Quantum Neural Network applications to Protein Binding Affinity Predictions

Binding energy is a fundamental thermodynamic property that governs molecular interactions, playing a crucial role in fields such as healthcare and the natural sciences. It is particularly relevant in drug development, vaccine design, and other biomedical applications. Over the years, various methods have been developed to estimate protein binding energy, ranging from experimental techniques to computational approaches, with machine learning making significant contributions to this field.
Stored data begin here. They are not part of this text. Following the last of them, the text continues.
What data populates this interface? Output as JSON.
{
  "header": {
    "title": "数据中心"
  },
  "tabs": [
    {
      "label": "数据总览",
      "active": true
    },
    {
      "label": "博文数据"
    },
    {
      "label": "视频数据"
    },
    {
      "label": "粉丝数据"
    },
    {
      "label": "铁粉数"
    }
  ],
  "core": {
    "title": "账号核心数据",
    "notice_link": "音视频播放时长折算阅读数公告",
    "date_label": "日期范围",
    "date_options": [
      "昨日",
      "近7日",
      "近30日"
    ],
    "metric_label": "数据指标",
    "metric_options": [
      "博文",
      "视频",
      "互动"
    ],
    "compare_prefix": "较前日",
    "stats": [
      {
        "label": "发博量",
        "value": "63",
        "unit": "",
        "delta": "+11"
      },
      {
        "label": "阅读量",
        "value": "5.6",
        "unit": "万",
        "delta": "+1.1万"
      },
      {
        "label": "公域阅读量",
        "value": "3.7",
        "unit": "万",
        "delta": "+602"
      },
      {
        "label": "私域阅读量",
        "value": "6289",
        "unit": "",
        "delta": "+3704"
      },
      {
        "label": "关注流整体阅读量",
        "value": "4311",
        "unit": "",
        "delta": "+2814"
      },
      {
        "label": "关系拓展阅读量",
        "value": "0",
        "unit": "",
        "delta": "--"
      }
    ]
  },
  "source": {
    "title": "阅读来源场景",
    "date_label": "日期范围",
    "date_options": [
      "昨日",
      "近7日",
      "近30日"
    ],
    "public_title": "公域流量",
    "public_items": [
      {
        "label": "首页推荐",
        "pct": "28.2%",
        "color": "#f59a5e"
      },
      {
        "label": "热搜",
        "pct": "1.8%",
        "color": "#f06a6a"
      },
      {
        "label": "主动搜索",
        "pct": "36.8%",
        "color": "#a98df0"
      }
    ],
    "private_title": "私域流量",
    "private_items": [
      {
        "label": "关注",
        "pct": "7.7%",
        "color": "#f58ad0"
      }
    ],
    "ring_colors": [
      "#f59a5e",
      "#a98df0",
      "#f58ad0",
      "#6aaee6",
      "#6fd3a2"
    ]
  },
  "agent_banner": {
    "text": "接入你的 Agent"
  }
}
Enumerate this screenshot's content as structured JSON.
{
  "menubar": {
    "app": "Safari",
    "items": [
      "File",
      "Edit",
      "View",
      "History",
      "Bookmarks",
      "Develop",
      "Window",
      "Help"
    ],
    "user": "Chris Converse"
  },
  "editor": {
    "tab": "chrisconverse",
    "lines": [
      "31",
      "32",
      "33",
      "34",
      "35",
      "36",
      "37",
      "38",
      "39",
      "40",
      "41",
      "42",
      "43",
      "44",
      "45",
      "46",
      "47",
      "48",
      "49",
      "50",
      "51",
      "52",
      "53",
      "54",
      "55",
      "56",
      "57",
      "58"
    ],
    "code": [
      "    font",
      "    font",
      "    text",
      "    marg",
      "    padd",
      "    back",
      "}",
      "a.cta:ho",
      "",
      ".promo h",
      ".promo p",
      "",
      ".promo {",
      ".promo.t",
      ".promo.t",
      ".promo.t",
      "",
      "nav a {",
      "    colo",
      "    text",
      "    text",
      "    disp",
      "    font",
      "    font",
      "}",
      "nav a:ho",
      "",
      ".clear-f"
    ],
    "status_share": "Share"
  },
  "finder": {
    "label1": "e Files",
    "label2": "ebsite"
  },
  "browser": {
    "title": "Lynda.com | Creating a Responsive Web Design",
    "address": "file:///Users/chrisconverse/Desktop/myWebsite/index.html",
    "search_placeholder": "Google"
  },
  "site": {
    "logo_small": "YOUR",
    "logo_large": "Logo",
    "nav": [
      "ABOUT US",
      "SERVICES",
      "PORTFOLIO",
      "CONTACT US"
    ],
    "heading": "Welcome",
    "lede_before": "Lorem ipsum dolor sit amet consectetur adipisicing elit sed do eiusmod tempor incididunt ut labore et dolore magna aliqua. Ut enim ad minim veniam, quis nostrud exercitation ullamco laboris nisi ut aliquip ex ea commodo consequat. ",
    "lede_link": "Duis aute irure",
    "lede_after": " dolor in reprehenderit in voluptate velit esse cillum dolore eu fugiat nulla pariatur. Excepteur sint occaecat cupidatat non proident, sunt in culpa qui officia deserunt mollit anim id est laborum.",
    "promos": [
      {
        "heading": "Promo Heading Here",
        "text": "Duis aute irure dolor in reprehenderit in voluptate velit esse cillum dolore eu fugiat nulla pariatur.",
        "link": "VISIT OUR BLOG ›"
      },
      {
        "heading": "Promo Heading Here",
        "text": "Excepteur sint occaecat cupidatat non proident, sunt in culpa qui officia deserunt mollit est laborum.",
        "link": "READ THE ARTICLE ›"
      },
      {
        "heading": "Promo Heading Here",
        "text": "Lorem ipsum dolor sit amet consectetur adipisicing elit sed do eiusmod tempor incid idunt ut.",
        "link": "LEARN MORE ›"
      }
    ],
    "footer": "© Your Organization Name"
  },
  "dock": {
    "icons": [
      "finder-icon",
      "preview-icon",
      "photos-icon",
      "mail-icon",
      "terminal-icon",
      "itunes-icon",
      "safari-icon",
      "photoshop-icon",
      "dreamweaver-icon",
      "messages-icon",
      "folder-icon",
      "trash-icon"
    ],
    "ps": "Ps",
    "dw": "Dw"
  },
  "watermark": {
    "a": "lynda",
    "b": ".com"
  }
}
Although classical computing has demonstrated strong results in constructing predictive models, the variation of quantum computing for machine learning has emerged as a promising alternative. Quantum neural networks (QNNs) have gained traction as a research focus, raising the question of their potential advantages in predicting binding energies. To investigate this potential, this study explored the feasibility of QNNs for this task by proposing thirty variations of multilayer perceptron-based quantum neural networks. These variations span three distinct architectures, each incorporating ten different quantum circuits to configure their quantum layers. The performance of these quantum models was compared with that of a state-of-the-art classical multilayer perceptron-based artificial neural network, evaluating both accuracy and training time. A primary dataset was used for training, while two additional datasets containing entirely unseen samples were employed for testing. Results indicate that the quantum models achieved approximately 20% higher accuracy on one unseen dataset, although their accuracy was lower on the other datasets. Notably, quantum models exhibited training times several orders of magnitude shorter than their classical counterparts, highlighting their potential for efficient protein binding energy prediction.